I want to clean this list out, and remove duplicate company e-mail addresses. I'm not just talking about exact duplicates, i.e. x@y.com and x@y.com, as my software does this already. What I mean, is that I want to keep only one for each server e.g. if x@company1.com has subscribed, eveything else such as y@company1.com is deleted. Furthermore, if a company tries to subscribe with another e-mail address, when it has already subscribed, this should not be permitted.
This seems simple enogh, but I've been pulling my hair out searching google and various cgi sites for ages without any results. Any ideas?
<added>
Something like this should do it (JET SQL):SELECT DISTINCT Right([EmailAddress],InStr([Emailaddress],"@")+1) AS [Domain], Left([EmailAddress],InStr([Emailaddress],"@")-1) AS [User] INTO Temp
FROM [Mail List]
SELECT User & '@' & Domain FROM Temp WHERE User IN
(SELECT FIRST (User) FROM Temp HAVING COUNT(User)>1)
Tho probably a much easier way :)
</added>
[cgi-factory.com...]
However what I ideally need is a cgi script that I could run to perform the task, i.e. I input my e-mail list(initially and then at regular intervals) and it gives me a clean one without the duplicate servers.
If this doesn't make sense, apologies, as I said I am very new to cgi/perl programming.
sort -i -t @ -k 2 -u old_email_list.txt > new_email_list.txt This assumes that your addresses are stored one per line in a plain text file. It will ignore all whitespace (-i), split each line (internally) at the seperator "@", sort along the second key (after the "@") and return a unique (-u) list, where each of the sorted keys occurs only once.
The only potential problem with this approach is that you'll have no control about which of several addresses from each domain gets through and which are discarded. But this problem will be common to all aproaches other than manual elimination.
Preventing someone from subscribing with an already registered domain would need to be integrated into your existing subscription mechanism, and will therefore be more complex. I don't expect any existing software to support this, as it is quite an unusual requirement (do you really only want to allow eg. one hotmail user?)
bird: Cheers! This worked a treat. Now that I have 2 files, old_email_list.txt and new_email_list.txt is there any way I can get a list of the differences between the 2 files(i.e. the ones discarded, for my records) using GNU Tools? Then I can check manually for things like hotmail, aol etc. addresses they have been accidently deleted.
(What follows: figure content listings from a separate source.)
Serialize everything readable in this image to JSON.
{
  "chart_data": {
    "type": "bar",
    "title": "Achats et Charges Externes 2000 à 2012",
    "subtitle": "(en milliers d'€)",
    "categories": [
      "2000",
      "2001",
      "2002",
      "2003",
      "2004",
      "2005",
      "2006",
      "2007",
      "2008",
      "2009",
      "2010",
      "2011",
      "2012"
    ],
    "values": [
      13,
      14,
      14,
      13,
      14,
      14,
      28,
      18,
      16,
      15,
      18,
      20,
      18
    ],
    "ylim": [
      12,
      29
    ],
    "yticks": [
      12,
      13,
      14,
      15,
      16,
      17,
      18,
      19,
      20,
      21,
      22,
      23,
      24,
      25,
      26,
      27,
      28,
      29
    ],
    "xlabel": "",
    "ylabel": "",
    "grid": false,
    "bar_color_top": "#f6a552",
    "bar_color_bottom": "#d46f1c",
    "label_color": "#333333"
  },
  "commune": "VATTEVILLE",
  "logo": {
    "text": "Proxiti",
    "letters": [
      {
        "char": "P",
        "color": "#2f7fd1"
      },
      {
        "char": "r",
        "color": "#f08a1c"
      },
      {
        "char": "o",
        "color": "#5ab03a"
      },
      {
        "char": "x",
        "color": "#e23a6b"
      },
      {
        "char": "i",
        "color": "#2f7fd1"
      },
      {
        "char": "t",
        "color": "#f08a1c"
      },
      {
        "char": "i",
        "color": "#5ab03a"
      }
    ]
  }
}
As regards preventing this happening in the future, surely a simple cgi script could do the trick. I could have a form on my website(unrelated to the existing mailing list software), and if someone typed in their e-mail address it checks the domain against the existing list of subscribers, and if unique it adds it to file1, but if not to file 2. The unqiue ones can then be added to my mailing list software later, without having to interfere in the existing software. Is there no cgi script that will do this(mailing list functionality not needed)?
Thanks.
1. Is there any way of stopping it resorting the list back into alphabetical order by server when using 'sort.' I would prefer the list to be left as it is, with repeated instances of any given server deleted.
2. Is there any way of comparing two lists and outputing the difference using GNU tools(see above question) or not?
Thanks.
diff is used to compare files. But that will only be useful with sorted files either.